AFGL 4029 is another interesting Herbig Be stars of high bolometric luminosity (20 000 Lsun; Snell R., Huang Y.-L., Dickman R. & Claussen M.J.: 1988, ApJ, 325, 853) located 2.2 kpc from us (Becker W. & Fenkart R.: 1971, A&AS, 90, 225). We observed this object in July 1996 with 4 narrow-band filters: 8-9 microns, 10.45-10.85 microns, 11-11.45 microns, 11.77-12.22 microns and with a pixel field of view of 0.3". The observations were done partly during day time (thanks John!). At 10 microns, there is no significant difference between the background intensity during day or night. The only problem with day-time observations is guiding. However in the case of AFGL 4029, the object is bright so that we can correct tracking errors, a posteriori, by recentering the individual exposures. As can be seen on Figure 4, there is an extended nebulosity West of AFGL 4029. The emission from this nebulosity appears to be more intense in the 11.3 and 8.6 microns bands, which indicates that the emitters are made of small carboneous material (e.g. Pah's). A careful analysis of the images shows that AFGL 4029 itself is resolved (Zavagno, Lagage & Cabrit in preparation); the spectrum in the resolved circumstellar envelope features 11.3 and 8.6 microns bands, but the band to continuum contrast is lower than in the western nebulosity. As a bonus, thanks to the large field of view which is now available with the 192×128 LETI/LIR array, the HII region 23" to the east of AFGL 4029 (Deharveng L., Zavagno A. et al.: 1996, A&A in press) was also observed. It is clearly resolved (extension more than 8") and also shows the 8.6 and 11.3 micron emission features.

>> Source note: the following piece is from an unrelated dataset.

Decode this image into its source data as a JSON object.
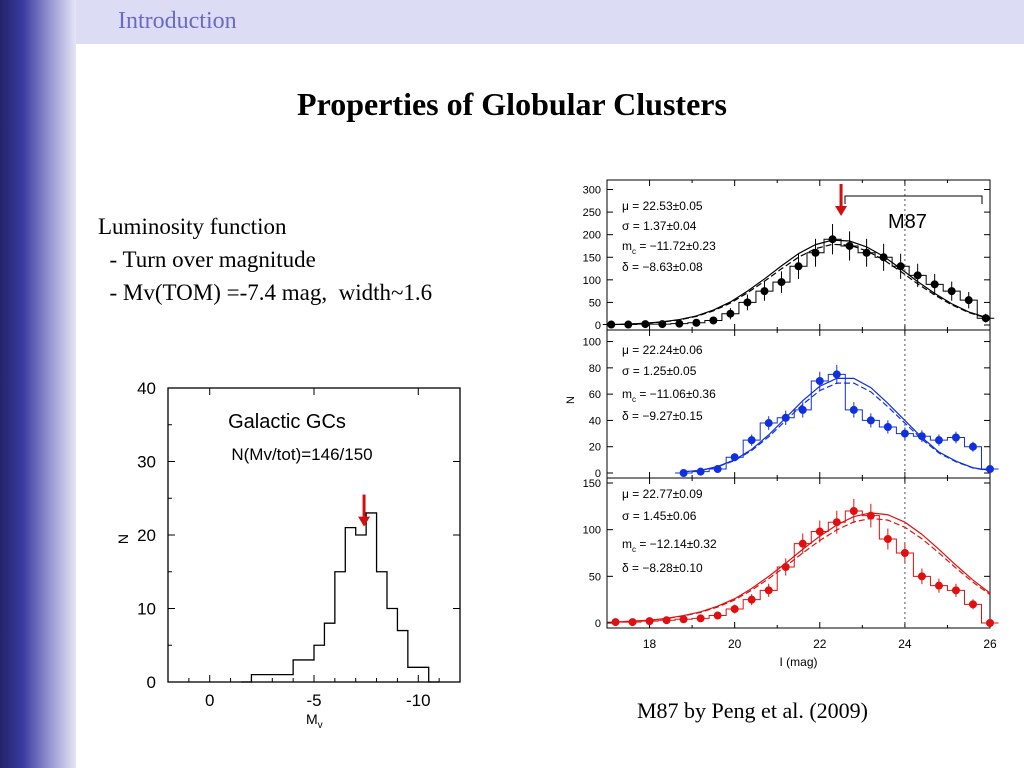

The two examples presented here show how high resolution mid-IR observations can help in understanding the complex environment of Herbig Ae/Be stars. Indeed cold or embedded companions can be revealed. Ambient cloud nebulosity of small carboneous dust or molecules can be detected. Even circumstellar envelopes can be resolved.

Acknowledgements: It is a great pleasure to thanks R. Jouan and P. Masse for perfect technical assistance during the CAMIRAS observations. We also thank E. Pantin for helping us with is filtering and deconvolution technique.